NMR-derived solution structures of d-Ser^B8 and l-Ser^B8 analogs of an engineered insulin monomer. Front and back views of (A) d-Ser^B8-DKP-insulin and (B) l-Ser^B8-DKP-insulin. In each case the A chain is shown in gray, and B chain in blue. The d- and l-^SerB8 side chains are shown in green and purple, respectively (arrow-heads). Ribbons indicate mean structure of DKP-insulin. This figure is reprinted from Hua et al. (2006b).

Figure 2.6

Structure of proinsulin and T-state-specific environment of His^B5. (A) Sequence of human proinsulin: insulin moiety is shown in red (A chain) and blue (B chain). The connecting region is shown in black: flanking dibasic cleavage sites (filled circles) and C-peptide (open circles). (B) Structural model of insulin-like moiety and disordered connecting peptide (dashed line). Cystines are labeled in yellow boxes. (C) Structural environment of His^B5 within A-chain-related crevice. Structures are drawn from T-state coordinates given by PDB code in legend to Figure 2.3. This figure is reprinted from Hua et al. (2006a).

Figure 2.7

Structural environment of residue B5 in T₆ hexamer and T-state protomers. (A) Spacing filling model of T₆ hexamer showing side chain of His^B5 (red) lying along protein surface near bound water molecules (blue). (B) Stick model of single T-state protomer with B-chain in black and A-chain in gray.
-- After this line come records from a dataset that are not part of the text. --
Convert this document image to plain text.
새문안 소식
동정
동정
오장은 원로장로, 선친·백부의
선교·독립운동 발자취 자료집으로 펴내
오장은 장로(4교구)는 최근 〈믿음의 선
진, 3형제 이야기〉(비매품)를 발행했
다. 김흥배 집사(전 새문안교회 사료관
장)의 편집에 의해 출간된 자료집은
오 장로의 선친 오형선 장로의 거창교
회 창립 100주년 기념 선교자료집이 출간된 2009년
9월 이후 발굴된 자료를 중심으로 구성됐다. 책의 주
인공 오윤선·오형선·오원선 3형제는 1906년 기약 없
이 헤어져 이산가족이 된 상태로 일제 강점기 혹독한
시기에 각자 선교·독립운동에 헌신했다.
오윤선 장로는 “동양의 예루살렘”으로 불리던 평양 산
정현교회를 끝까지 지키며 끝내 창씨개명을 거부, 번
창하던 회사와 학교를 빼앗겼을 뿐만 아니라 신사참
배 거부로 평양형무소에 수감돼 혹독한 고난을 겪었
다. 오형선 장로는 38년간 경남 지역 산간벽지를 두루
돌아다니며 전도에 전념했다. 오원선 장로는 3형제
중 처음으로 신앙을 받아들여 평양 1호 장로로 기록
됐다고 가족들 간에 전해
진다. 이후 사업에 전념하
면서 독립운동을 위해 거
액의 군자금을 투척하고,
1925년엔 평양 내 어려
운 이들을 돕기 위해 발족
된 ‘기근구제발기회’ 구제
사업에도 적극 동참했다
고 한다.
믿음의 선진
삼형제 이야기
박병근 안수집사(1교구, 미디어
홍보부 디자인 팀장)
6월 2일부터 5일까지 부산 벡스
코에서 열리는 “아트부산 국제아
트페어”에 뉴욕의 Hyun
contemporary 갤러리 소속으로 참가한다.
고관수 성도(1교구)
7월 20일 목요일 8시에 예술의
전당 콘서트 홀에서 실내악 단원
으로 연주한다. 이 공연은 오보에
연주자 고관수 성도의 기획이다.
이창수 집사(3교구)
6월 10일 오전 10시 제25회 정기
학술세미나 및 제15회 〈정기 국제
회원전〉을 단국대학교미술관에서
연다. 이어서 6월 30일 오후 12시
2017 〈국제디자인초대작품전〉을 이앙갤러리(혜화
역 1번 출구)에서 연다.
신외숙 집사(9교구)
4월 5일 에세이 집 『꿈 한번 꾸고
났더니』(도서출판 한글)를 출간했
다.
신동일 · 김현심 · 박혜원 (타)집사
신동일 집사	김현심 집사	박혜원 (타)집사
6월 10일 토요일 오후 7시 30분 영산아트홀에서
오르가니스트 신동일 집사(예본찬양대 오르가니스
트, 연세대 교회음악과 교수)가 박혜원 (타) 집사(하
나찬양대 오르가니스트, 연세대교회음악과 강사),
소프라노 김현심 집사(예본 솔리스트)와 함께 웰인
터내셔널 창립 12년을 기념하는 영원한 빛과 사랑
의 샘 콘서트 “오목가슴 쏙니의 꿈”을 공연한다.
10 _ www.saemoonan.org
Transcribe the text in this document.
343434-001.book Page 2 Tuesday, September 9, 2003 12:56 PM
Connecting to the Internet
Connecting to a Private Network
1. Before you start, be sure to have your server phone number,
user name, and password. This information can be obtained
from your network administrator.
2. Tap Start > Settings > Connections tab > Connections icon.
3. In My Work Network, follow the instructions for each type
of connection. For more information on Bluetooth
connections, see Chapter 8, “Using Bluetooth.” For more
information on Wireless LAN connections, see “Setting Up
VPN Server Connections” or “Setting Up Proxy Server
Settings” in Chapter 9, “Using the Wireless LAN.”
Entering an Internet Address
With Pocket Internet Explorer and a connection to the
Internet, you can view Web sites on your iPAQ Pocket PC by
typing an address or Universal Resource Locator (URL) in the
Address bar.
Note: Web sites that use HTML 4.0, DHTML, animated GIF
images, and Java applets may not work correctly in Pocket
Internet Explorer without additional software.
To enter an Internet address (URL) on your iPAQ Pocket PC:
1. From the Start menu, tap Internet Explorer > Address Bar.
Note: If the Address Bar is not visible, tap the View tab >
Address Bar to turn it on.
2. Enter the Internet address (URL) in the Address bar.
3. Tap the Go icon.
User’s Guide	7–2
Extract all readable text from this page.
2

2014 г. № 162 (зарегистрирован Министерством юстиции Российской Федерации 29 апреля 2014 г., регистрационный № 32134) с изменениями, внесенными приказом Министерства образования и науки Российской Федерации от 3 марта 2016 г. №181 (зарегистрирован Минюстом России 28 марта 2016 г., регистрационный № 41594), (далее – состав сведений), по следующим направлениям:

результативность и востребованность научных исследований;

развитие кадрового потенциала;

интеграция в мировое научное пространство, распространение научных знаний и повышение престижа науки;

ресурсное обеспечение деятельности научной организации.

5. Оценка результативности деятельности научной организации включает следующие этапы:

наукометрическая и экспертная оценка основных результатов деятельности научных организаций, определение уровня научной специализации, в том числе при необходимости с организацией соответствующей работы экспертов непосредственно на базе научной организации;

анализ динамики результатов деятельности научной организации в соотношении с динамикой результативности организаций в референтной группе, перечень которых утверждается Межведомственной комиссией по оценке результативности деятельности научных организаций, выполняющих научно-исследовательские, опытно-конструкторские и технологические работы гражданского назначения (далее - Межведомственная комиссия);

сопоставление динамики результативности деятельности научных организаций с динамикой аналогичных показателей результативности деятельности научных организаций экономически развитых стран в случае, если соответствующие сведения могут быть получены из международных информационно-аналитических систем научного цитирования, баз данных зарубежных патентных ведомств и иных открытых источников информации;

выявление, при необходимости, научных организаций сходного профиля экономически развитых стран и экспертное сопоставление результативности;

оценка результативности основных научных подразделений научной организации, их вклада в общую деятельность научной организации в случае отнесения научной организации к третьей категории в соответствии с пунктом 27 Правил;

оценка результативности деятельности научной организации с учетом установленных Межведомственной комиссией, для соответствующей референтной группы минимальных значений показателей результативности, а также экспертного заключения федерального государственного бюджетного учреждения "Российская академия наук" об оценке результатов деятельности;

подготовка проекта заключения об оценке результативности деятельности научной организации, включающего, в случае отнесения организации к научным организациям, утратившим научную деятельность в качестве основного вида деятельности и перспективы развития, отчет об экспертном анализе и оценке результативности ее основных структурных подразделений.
Red box encloses environment of His^B5 (red) in inter-chain crevice near A7–B7 and A6–A11 disulfide bridges (sulfur atoms shown in gold). (C) Expansion of boxed region in panel B providing stereo view of packing of His^B5. (D) Corresponding stereo view of Arg^B5 (red) in crystallographic T-state protomer. Analogous side-chain NH functions of His^B5 and Arg^B5 are near the main-chain of the A-chain. Cystine A7–B7 in each case lies on the protein surface whereas cystine A6–A11 packs within the core of the protomer. Bound water molecules near respective B5-related crevices are shown as blue spheres. This figure is reprinted from Wan et al. (2008).